Gedanken zum Feiertag: So steht's geschrieben

Gedanken zum Feiertag, 5./8.Mai 2016 – Christi Himmelfahrt

So steht’s geschrieben

Ingrid Grave*

Gut, wenn etwas geschrieben steht! Das ist eine Absicherung: Schwarz auf weiss!
Dagegen aber steht die Redewendung, dass einer lügt wie gedruckt.

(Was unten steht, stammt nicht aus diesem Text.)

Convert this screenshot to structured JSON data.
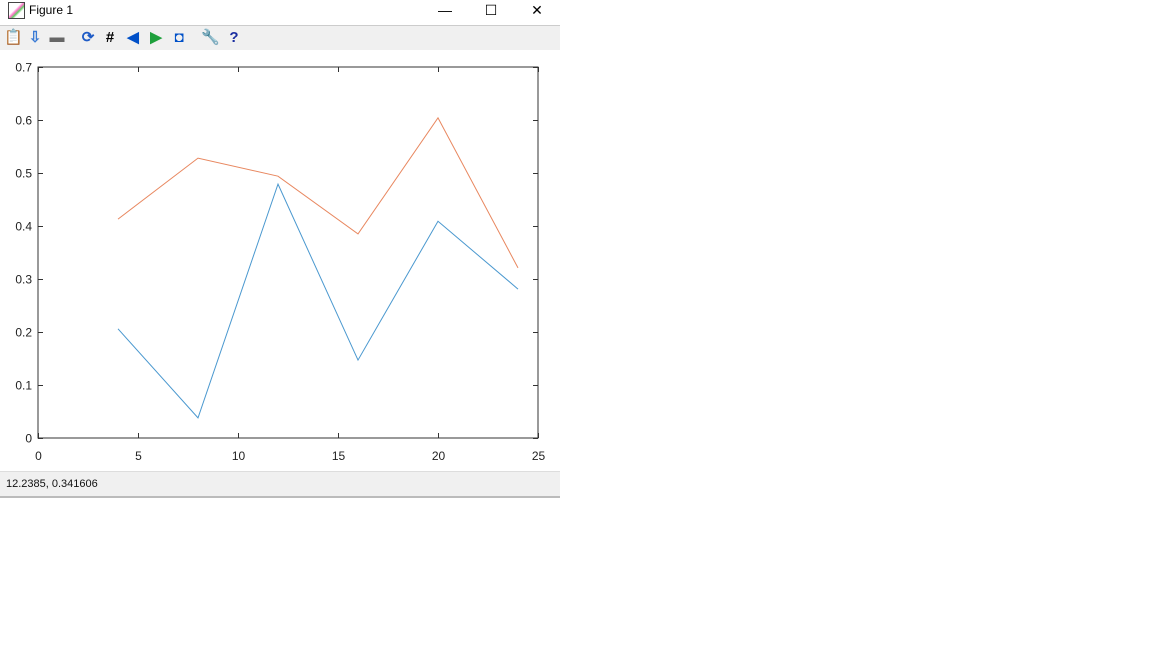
{
  "window": {
    "title": "Figure 1",
    "minimize": "—",
    "maximize": "☐",
    "close": "✕"
  },
  "toolbar": [
    {
      "name": "copy-icon",
      "glyph": "📋",
      "color": "#c8b48c"
    },
    {
      "name": "save-icon",
      "glyph": "⇩",
      "color": "#3a7bd5"
    },
    {
      "name": "print-icon",
      "glyph": "▬",
      "color": "#666"
    },
    {
      "name": "rotate-icon",
      "glyph": "⟳",
      "color": "#1e5bc6"
    },
    {
      "name": "grid-icon",
      "glyph": "#",
      "color": "#000"
    },
    {
      "name": "zoom-in-icon",
      "glyph": "◀",
      "color": "#0050c8"
    },
    {
      "name": "zoom-out-icon",
      "glyph": "▶",
      "color": "#1ea03c"
    },
    {
      "name": "autoscale-icon",
      "glyph": "◘",
      "color": "#0050c8"
    },
    {
      "name": "settings-icon",
      "glyph": "🔧",
      "color": "#d09020"
    },
    {
      "name": "help-icon",
      "glyph": "?",
      "color": "#1a2ea0"
    }
  ],
  "status": {
    "coords": "12.2385,  0.341606"
  },
  "chart_data": {
    "type": "line",
    "xlim": [
      0,
      25
    ],
    "ylim": [
      0,
      0.7
    ],
    "xticks": [
      0,
      5,
      10,
      15,
      20,
      25
    ],
    "yticks": [
      0,
      0.1,
      0.2,
      0.3,
      0.4,
      0.5,
      0.6,
      0.7
    ],
    "xtick_labels": [
      "0",
      "5",
      "10",
      "15",
      "20",
      "25"
    ],
    "ytick_labels": [
      "0",
      "0.1",
      "0.2",
      "0.3",
      "0.4",
      "0.5",
      "0.6",
      "0.7"
    ],
    "grid": false,
    "x": [
      4,
      8,
      12,
      16,
      20,
      24
    ],
    "series": [
      {
        "color": "#4a98cf",
        "values": [
          0.206,
          0.038,
          0.479,
          0.147,
          0.409,
          0.281
        ]
      },
      {
        "color": "#e8875f",
        "values": [
          0.413,
          0.528,
          0.494,
          0.385,
          0.604,
          0.321
        ]
      }
    ]
  }
}
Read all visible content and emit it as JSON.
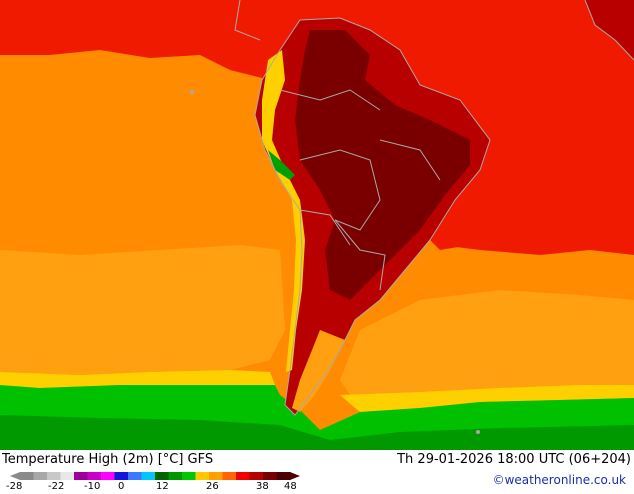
{
  "title": "Temperature High (2m) [°C] GFS",
  "valid_time": "Th 29-01-2026 18:00 UTC (06+204)",
  "credit": "©weatheronline.co.uk",
  "legend": {
    "tick_labels": [
      "-28",
      "-22",
      "-10",
      "0",
      "12",
      "26",
      "38",
      "48"
    ],
    "swatches": [
      "#8a8a8a",
      "#a8a8a8",
      "#c8c8c8",
      "#e8e8e8",
      "#9b009b",
      "#c800c8",
      "#ff00ff",
      "#1414dc",
      "#3c78ff",
      "#00c8ff",
      "#006400",
      "#009600",
      "#00c800",
      "#ffc800",
      "#ffa000",
      "#ff6400",
      "#f00000",
      "#b40000",
      "#780000",
      "#4a0000"
    ]
  },
  "colors": {
    "orange": "#ff8c00",
    "orange_light": "#ffa010",
    "red": "#f01a00",
    "red_dark": "#b80000",
    "maroon": "#7a0000",
    "green": "#00c000",
    "green_dark": "#009a00",
    "yellow": "#ffd000",
    "border": "#a9a9a9"
  }
}
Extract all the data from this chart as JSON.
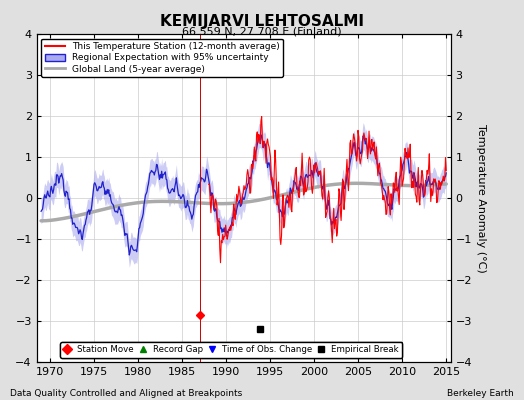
{
  "title": "KEMIJARVI LEHTOSALMI",
  "subtitle": "66.559 N, 27.708 E (Finland)",
  "ylabel": "Temperature Anomaly (°C)",
  "xlabel_left": "Data Quality Controlled and Aligned at Breakpoints",
  "xlabel_right": "Berkeley Earth",
  "ylim": [
    -4,
    4
  ],
  "xlim": [
    1968.5,
    2015.5
  ],
  "xticks": [
    1970,
    1975,
    1980,
    1985,
    1990,
    1995,
    2000,
    2005,
    2010,
    2015
  ],
  "yticks": [
    -4,
    -3,
    -2,
    -1,
    0,
    1,
    2,
    3,
    4
  ],
  "legend_entries": [
    "This Temperature Station (12-month average)",
    "Regional Expectation with 95% uncertainty",
    "Global Land (5-year average)"
  ],
  "station_move_x": 1987.0,
  "station_move_marker_y": -2.85,
  "empirical_break_x": 1993.8,
  "empirical_break_y": -3.2,
  "bg_color": "#e0e0e0",
  "plot_bg_color": "#ffffff",
  "station_color": "#ff0000",
  "regional_color": "#2222cc",
  "regional_fill_color": "#aaaaee",
  "global_color": "#aaaaaa",
  "title_fontsize": 11,
  "subtitle_fontsize": 8,
  "tick_fontsize": 8,
  "label_fontsize": 8
}
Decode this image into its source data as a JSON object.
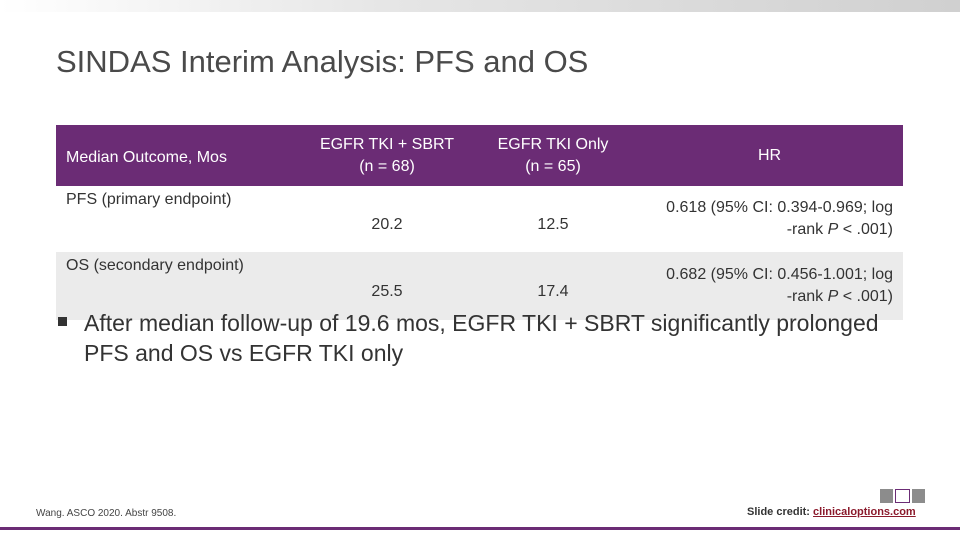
{
  "slide": {
    "title": "SINDAS Interim Analysis: PFS and OS"
  },
  "table": {
    "headers": [
      "Median Outcome, Mos",
      "EGFR TKI + SBRT",
      "(n = 68)",
      "EGFR TKI Only",
      "(n = 65)",
      "HR"
    ],
    "rows": [
      {
        "outcome": "PFS (primary endpoint)",
        "combo": "20.2",
        "tki_only": "12.5",
        "hr_line1": "0.618 (95% CI: 0.394-0.969; log",
        "hr_line2_prefix": "-rank ",
        "hr_p": "P",
        "hr_line2_suffix": " < .001)"
      },
      {
        "outcome": "OS (secondary endpoint)",
        "combo": "25.5",
        "tki_only": "17.4",
        "hr_line1": "0.682 (95% CI: 0.456-1.001; log",
        "hr_line2_prefix": "-rank ",
        "hr_p": "P",
        "hr_line2_suffix": " < .001)"
      }
    ]
  },
  "bullet": {
    "text": "After median follow-up of 19.6 mos, EGFR TKI + SBRT significantly prolonged PFS and OS vs EGFR TKI only"
  },
  "footer": {
    "citation": "Wang. ASCO 2020. Abstr 9508.",
    "credit_label": "Slide credit: ",
    "credit_link": "clinicaloptions.com"
  },
  "colors": {
    "header_purple": "#6b2c75",
    "row_alt": "#ebebeb",
    "link": "#8b1a2c"
  }
}
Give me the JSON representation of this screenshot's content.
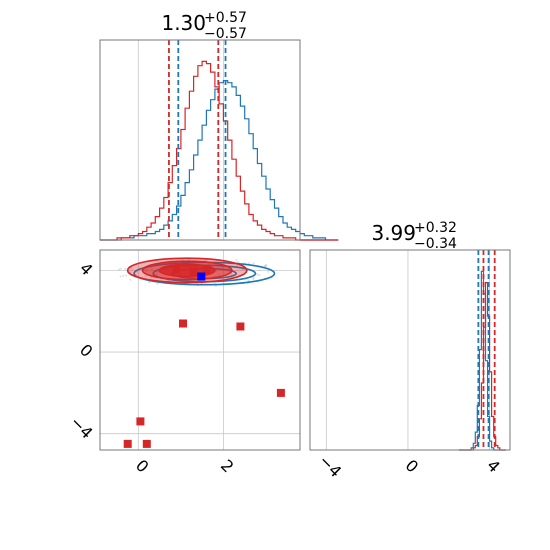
{
  "chart_data": {
    "type": "corner",
    "colors": {
      "series_a": "#1f77b4",
      "series_b": "#d62728",
      "marker_blue": "#0000ff",
      "grid": "#c8c8c8",
      "frame": "#777777"
    },
    "grid": true,
    "panels": [
      {
        "id": "hist-param-0",
        "type": "histogram",
        "title": {
          "median": "1.30",
          "plus": "+0.57",
          "minus": "−0.57"
        },
        "xlim": [
          -0.9,
          3.8
        ],
        "bin_start": -0.9,
        "bin_width": 0.1,
        "series": [
          {
            "color": "#1f77b4",
            "quantile_lines": [
              0.94,
              2.05
            ],
            "counts": [
              0,
              0,
              0,
              0,
              0,
              1,
              1,
              1,
              2,
              2,
              2,
              3,
              3,
              4,
              5,
              7,
              9,
              12,
              16,
              21,
              27,
              33,
              40,
              47,
              54,
              61,
              66,
              71,
              74,
              75,
              74,
              72,
              68,
              63,
              57,
              50,
              43,
              36,
              30,
              24,
              19,
              15,
              11,
              8,
              6,
              5,
              4,
              3,
              2,
              2,
              1,
              1,
              1,
              0,
              0,
              0
            ]
          },
          {
            "color": "#d62728",
            "quantile_lines": [
              0.72,
              1.88
            ],
            "counts": [
              0,
              0,
              0,
              0,
              1,
              1,
              1,
              2,
              2,
              3,
              4,
              6,
              8,
              11,
              15,
              20,
              27,
              35,
              43,
              52,
              62,
              70,
              77,
              82,
              84,
              83,
              79,
              72,
              64,
              56,
              47,
              38,
              30,
              23,
              17,
              12,
              9,
              7,
              5,
              4,
              3,
              2,
              2,
              1,
              1,
              1,
              0,
              0,
              0,
              0,
              0,
              0,
              0,
              0,
              0,
              0
            ]
          }
        ],
        "ticks": [
          0,
          2
        ]
      },
      {
        "id": "scatter-param-0-vs-1",
        "type": "scatter-contour",
        "xlim": [
          -0.9,
          3.8
        ],
        "ylim": [
          -4.8,
          5.0
        ],
        "xticks": [
          0,
          2
        ],
        "xticklabels": [
          "0",
          "2"
        ],
        "yticks": [
          4,
          0,
          -4
        ],
        "yticklabels": [
          "4",
          "0",
          "−4"
        ],
        "contours": [
          {
            "color": "#1f77b4",
            "center": [
              1.55,
              3.85
            ],
            "radii": [
              [
                1.65,
                0.55
              ],
              [
                1.2,
                0.4
              ],
              [
                0.75,
                0.25
              ]
            ]
          },
          {
            "color": "#d62728",
            "center": [
              1.15,
              4.0
            ],
            "radii": [
              [
                1.4,
                0.6
              ],
              [
                1.05,
                0.45
              ],
              [
                0.65,
                0.3
              ]
            ]
          }
        ],
        "markers_red": [
          [
            1.05,
            1.4
          ],
          [
            2.4,
            1.25
          ],
          [
            3.35,
            -2.0
          ],
          [
            0.05,
            -3.4
          ],
          [
            -0.25,
            -4.5
          ],
          [
            0.2,
            -4.5
          ],
          [
            1.3,
            3.95
          ],
          [
            1.6,
            4.05
          ],
          [
            0.9,
            4.05
          ]
        ],
        "markers_blue": [
          [
            1.48,
            3.7
          ]
        ]
      },
      {
        "id": "hist-param-1",
        "type": "histogram",
        "title": {
          "median": "3.99",
          "plus": "+0.32",
          "minus": "−0.34"
        },
        "xlim": [
          -4.8,
          5.0
        ],
        "bin_start": 2.5,
        "bin_width": 0.1,
        "series": [
          {
            "color": "#1f77b4",
            "quantile_lines": [
              3.45,
              3.95
            ],
            "counts": [
              0,
              0,
              0,
              0,
              0,
              0,
              1,
              3,
              8,
              20,
              45,
              80,
              70,
              40,
              15,
              4,
              1,
              0,
              0,
              0,
              0,
              0,
              0
            ]
          },
          {
            "color": "#d62728",
            "quantile_lines": [
              3.7,
              4.25
            ],
            "counts": [
              0,
              0,
              0,
              0,
              0,
              0,
              0,
              1,
              2,
              6,
              14,
              30,
              55,
              75,
              60,
              35,
              15,
              6,
              2,
              1,
              0,
              0,
              0
            ]
          }
        ],
        "ticks": [
          -4,
          0,
          4
        ],
        "ticklabels": [
          "−4",
          "0",
          "4"
        ]
      }
    ]
  }
}
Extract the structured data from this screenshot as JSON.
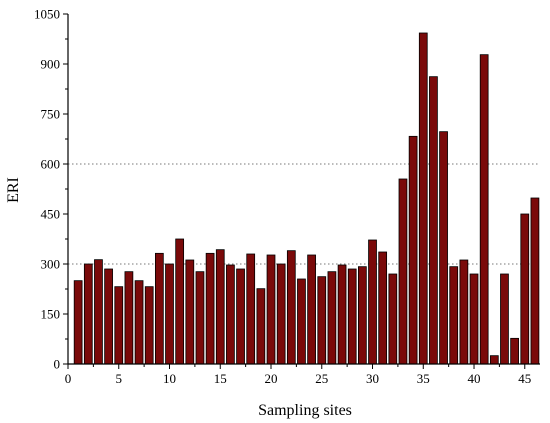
{
  "chart_data": {
    "type": "bar",
    "xlabel": "Sampling sites",
    "ylabel": "ERI",
    "xlim": [
      0,
      46.5
    ],
    "ylim": [
      0,
      1050
    ],
    "xticks": [
      0,
      5,
      10,
      15,
      20,
      25,
      30,
      35,
      40,
      45
    ],
    "yticks": [
      0,
      150,
      300,
      450,
      600,
      750,
      900,
      1050
    ],
    "reference_lines": [
      300,
      600
    ],
    "grid": "dotted horizontal reference lines at 300 and 600",
    "bar_color": "#7a0a0a",
    "bar_edge_color": "#000000",
    "x": [
      1,
      2,
      3,
      4,
      5,
      6,
      7,
      8,
      9,
      10,
      11,
      12,
      13,
      14,
      15,
      16,
      17,
      18,
      19,
      20,
      21,
      22,
      23,
      24,
      25,
      26,
      27,
      28,
      29,
      30,
      31,
      32,
      33,
      34,
      35,
      36,
      37,
      38,
      39,
      40,
      41,
      42,
      43,
      44,
      45,
      46
    ],
    "values": [
      250,
      300,
      313,
      285,
      232,
      277,
      250,
      232,
      332,
      300,
      375,
      312,
      277,
      332,
      343,
      297,
      285,
      330,
      226,
      327,
      300,
      340,
      255,
      327,
      262,
      277,
      297,
      285,
      292,
      372,
      336,
      270,
      555,
      683,
      993,
      862,
      697,
      292,
      312,
      270,
      928,
      25,
      270,
      77,
      450,
      498
    ]
  }
}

Die Bibel und alle heiligen Bücher sind etwas Geschriebenes und Gedrucktes. Und gerade in den biblischen Texten des Neuen Testamentes lesen wir auffallend oft, dass dieses oder jenes geschehen musste, damit die Schrift erfüllt wird; oder es heisst: Wie geschrieben steht in den heiligen Schriften. – Ist das die Garantie dafür, dass das Geschilderte wirklich wahr ist?
Der Evangelist Lukas legt Jesus das Wort in den Mund: So steht es in der Schrift: Der Messias wird leiden und am dritten Tag von den Toten auferstehen. Jesus äussert sich in dieser Weise kurz vor dem Ereignis, das wir in diesen Tagen als Fest begehen: Auffahrt Jesu (Lk 24, 46 – 53). Ist dieser Rückverweis auf das Geschriebene in der Tradition des Judentums der Beweis dafür, dass seine Auferstehung eine Tatsache ist?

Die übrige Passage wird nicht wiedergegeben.